Vollstreckungsdefizit bei untergetauchten Rechtsextremen

Meinung: Vollstreckungsdefizit bei untergetauchten Rechtsextremen

Wenn zur Ausreise verpflichtete Flüchtlinge untertauchen, um sich ihrer Abschiebung zu entziehen, dann sorgt das regelmäßig für große Empörung. Verständlich. Schließlich geht es um die Durchsetzung des Rechts und damit letztlich um die Durchsetzungsfähigkeit des Rechtsstaates.

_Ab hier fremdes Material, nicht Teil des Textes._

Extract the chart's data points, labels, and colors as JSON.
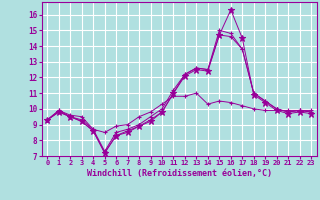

Genauso muss es allerdings alarmieren, wenn Hunderte Rechtsextremisten in Deutschland trotz Haftbefehls scheinbar unauffindbar sind. Viele schrecken vor Gewalt insbesondere gegen Flüchtlinge nicht zurück. Am Ende steht damit auch das internationale Ansehen Deutschlands auf dem Spiel.

Mit dem häufig gehörten Vorwurf, Polizei und Justiz seien auf dem rechten Auge blind, hat das offenkundig nichts zu tun. Denn in Deutschland herrscht ein generelles Vollstreckungsdefizit. Nach Angaben der Polizeigewerkschaft GdP werden aktuell insgesamt mehr als 175 000 Personen per Haftbefehl gesucht. Das ist der höchste Stand seit vier Jahren.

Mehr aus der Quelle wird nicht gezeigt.